Meth-using hookers are good for beginners, BTW. None of those pesky teeth marks.
I love how he carefully admits he only got a "massage". Because there is nothing gay about getting a massage from a self-admitted gay prostitute.
Yeah, we know what got massaged. I mean, you don't even have to read between the lines (snort). Why doesn't he just say, "I tell you, I never had sex with Jones doggie-style in a PVC jumpsuit with what are actually randomly placed zippers while eating chocolate blancmange, not mousse, in front of the Leif Garrett Career Memorial Elementary School 3rd Grade Choir as they serenaded us with 'I Had a Ball' from the flop Broadway musical starring Buddy Hackett and Karen Morrow of the same title.
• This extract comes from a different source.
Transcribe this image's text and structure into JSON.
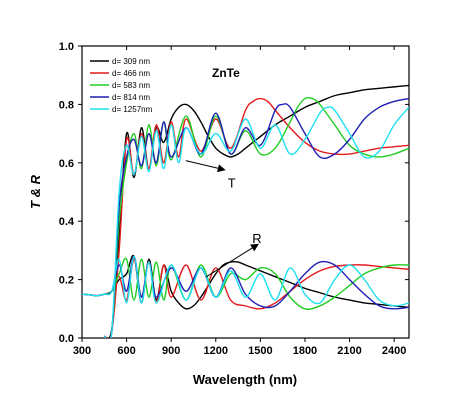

As you can clearly see, this photo looks nothing like that. This is simply a photo of me baptizing lemurs in Malaysia. And I tripped. And I did eat chocolate blancmange once. But I didn't crap."
Mister Matt, priceless!!
Matt,
Can I use that for my next audition?
Audition? I fully expect to hear it in your next show, thank you very much!
Can I have it set to music? Ricky Ian Gordon would work wonders with it.
Mister Matt is on a ROLL today!
That guy with the brown hair guy with the side-burns sounds like a queen too.